Regarding the solution to global child health mortality, the technical aspects are not the problem as much as access to health care. For example, one area where there has been little reduction in global child mortality in the past decade has been on perinatal mortality. The challenge remains in identifying mothers who will run into trouble, getting access to the right level of care, and ensuring the quality of care once they arrive at the facility [9].
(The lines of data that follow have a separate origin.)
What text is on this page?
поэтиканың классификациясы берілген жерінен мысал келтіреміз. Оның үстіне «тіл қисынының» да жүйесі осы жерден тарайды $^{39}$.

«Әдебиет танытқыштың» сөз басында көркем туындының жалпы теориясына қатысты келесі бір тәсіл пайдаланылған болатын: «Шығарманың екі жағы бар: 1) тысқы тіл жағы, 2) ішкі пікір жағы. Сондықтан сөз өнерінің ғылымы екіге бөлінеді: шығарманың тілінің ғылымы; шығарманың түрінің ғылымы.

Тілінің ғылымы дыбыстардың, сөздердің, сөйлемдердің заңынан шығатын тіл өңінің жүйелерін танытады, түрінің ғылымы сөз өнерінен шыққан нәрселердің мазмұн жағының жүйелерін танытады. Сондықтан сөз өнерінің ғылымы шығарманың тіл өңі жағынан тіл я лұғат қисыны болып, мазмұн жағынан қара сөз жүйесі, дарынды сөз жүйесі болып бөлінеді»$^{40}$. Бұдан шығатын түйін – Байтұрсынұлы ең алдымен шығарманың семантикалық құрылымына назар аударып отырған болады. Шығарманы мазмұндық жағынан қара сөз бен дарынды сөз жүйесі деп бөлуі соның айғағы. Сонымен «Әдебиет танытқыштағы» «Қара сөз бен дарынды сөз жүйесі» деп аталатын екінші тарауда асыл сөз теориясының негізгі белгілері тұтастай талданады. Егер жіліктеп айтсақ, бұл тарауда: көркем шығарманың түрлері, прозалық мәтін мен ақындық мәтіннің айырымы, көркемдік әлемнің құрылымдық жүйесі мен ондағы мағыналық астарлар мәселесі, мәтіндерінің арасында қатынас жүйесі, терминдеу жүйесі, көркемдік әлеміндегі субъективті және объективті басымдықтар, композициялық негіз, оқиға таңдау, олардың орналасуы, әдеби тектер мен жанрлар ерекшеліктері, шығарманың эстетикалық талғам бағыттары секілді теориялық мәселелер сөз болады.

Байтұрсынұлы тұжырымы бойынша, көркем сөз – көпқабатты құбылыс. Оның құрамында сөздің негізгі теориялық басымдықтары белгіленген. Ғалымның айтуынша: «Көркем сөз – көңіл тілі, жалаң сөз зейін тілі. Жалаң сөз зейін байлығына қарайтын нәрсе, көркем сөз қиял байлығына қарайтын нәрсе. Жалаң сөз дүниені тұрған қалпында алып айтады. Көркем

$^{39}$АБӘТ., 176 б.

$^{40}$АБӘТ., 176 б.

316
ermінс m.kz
Our current global child health leaders continue to face a combination of economic, policy and political challenges to improve health systems and health outcomes for children. In particular, a cadre of child health leaders who can advocate for children and policy change should be developed in the existing health care system. Leveraging existing collaborative networks, such as the Program for Global Pediatric Research, can bring together child health leaders from Africa and around the world to forward the global child health agenda [10].
What is leadership?
There is great difficulty in defining what leadership is. Is it experience? Is it logic? Is it vision? Pulitzer Prize winner James MacGregor Burns, in his influential book Transforming Leadership, aptly states: “I have come to see leadership not only as a field of study but as a master discipline that illuminates some of the toughest problems of human needs and social change” [11]. The reality is that leadership occurs at various levels, both from positions of power and from individuals at the grassroots level.
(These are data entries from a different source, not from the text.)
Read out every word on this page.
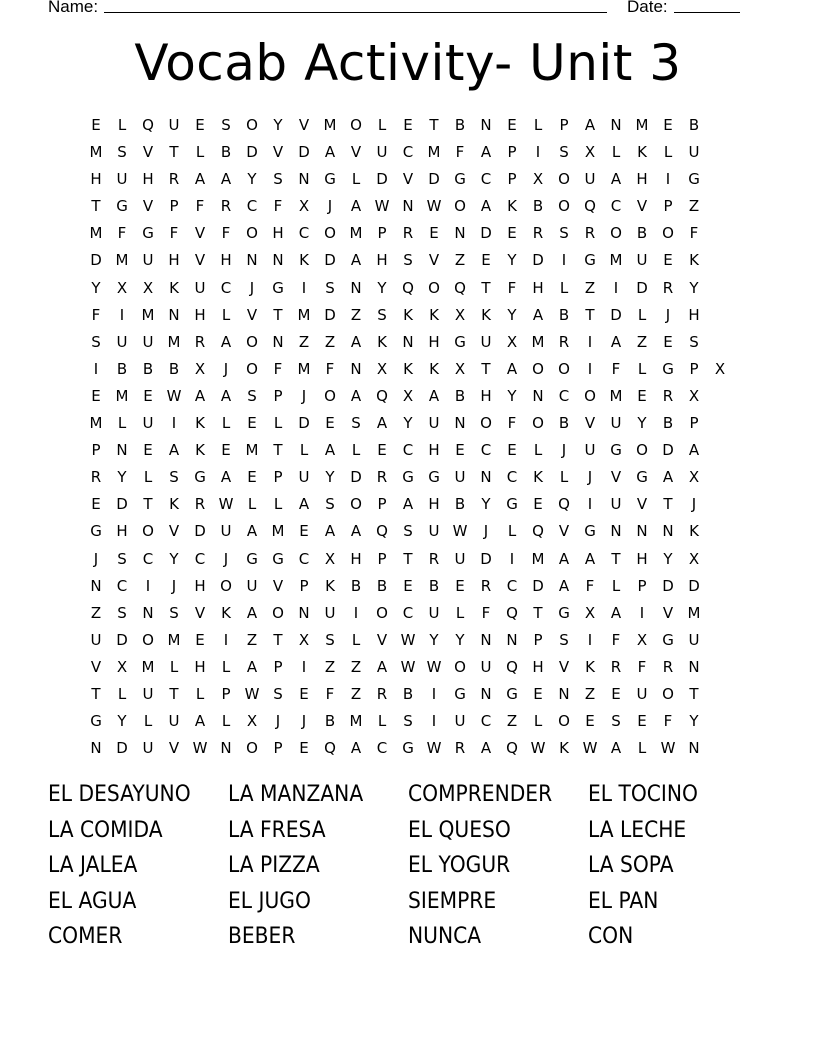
Name:	Date:
Vocab Activity- Unit 3
E	L	Q U	E	S	O	Y	V M O	L	E	T	B	N	E	L	P	A	N M E	B
M S	V	T	L	B	D	V	D	A	V	U	C M	F	A	P	I	S	X	L	K	L	U
H U H	R	A	A	Y	S	N G	L	D	V	D G C	P	X O U	A	H	I	G
T	G	V	P	F	R	C	F	X	J	A W N W O A	K	B O Q C	V	P	Z
M	F	G	F	V	F	O H	C O M	P	R	E	N D	E	R	S	R O B O	F
D M U H	V	H N N	K	D	A	H	S	V	Z	E	Y	D	I	G M U	E	K
Y	X	X	K	U	C	J	G	I	S	N	Y	Q O Q	T	F	H	L	Z	I	D	R	Y
F	I	M N H	L	V	T M D	Z	S	K	K	X	K	Y	A	B	T	D	L	J	H
S	U	U M R	A O N	Z	Z	A	K	N H G U	X M R	I	A	Z	E	S
I	B	B	B	X	J	O	F	M	F	N	X	K	K	X	T	A O O	I	F	L	G	P	X
E M E W A	A	S	P	J	O A Q X	A	B	H	Y	N	C O M E	R	X
M	L	U	I	K	L	E	L	D	E	S	A	Y	U N O	F	O B	V	U	Y	B	P
P	N	E	A	K	E M T	L	A	L	E	C	H	E	C	E	L	J	U G O D	A
R	Y	L	S	G	A	E	P	U	Y	D	R G G U N	C	K	L	J	V	G	A	X
E	D	T	K	R W L	L	A	S	O	P	A	H	B	Y	G	E	Q	I	U	V	T	J
G H O V	D U	A M E	A	A Q	S	U W	J	L	Q V	G N N N	K
J	S	C	Y	C	J	G G C	X	H	P	T	R	U D	I	M A	A	T	H	Y	X
N	C	I	J	H O U	V	P	K	B	B	E	B	E	R	C D	A	F	L	P	D D
Z	S	N	S	V	K	A O N U	I	O C	U	L	F	Q	T	G	X	A	I	V M
U D O M E	I	Z	T	X	S	L	V W Y	Y	N N	P	S	I	F	X	G U
V	X M	L	H	L	A	P	I	Z	Z	A W W O U Q H	V	K	R	F	R	N
T	L	U	T	L	P W S	E	F	Z	R	B	I	G N G	E	N	Z	E	U O	T
G	Y	L	U	A	L	X	J	J	B M	L	S	I	U	C	Z	L	O	E	S	E	F	Y
N D U	V W N O	P	E	Q A	C G W R	A Q W K W A	L W N
EL DESAYUNO	LA MANZANA	COMPRENDER	EL TOCINO
LA COMIDA	LA FRESA	EL QUESO	LA LECHE
LA JALEA	LA PIZZA	EL YOGUR	LA SOPA
EL AGUA	EL JUGO	SIEMPRE	EL PAN
COMER	BEBER	NUNCA	CON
Leaders such as Gandhi in India, Mao Tse-Tung in China, and Alexander the Great are well-known leaders who helped transform countries and societies. The question is whether the intrinsic characteristics of an individual, the “Great Man” theory proposed by Sidney Hook, “creates” leadership through the natural intellect and strength of character [12]. Countervailing ideas suggest that leadership may be a product of time and circumstances, and by decisions made at opportune times. This idea was championed by Karl Marx [13] and later by the philosopher, Herbert Spencer [14]. In particular, Spencer championed the concept that complex influences were what created the conditions by which leaders, through a Darwinian process, would succeed through the creation of wealth and power. So the concept of a great leader was hypothesized either to be intrinsic to the leader oneself, or a concept dependent on the circumstances and the situation. Thus, leadership can also occur at local levels around specific issues that lead to direct activism, such as protecting women from being sexually exploited or by protecting a local park or forest from being harmed.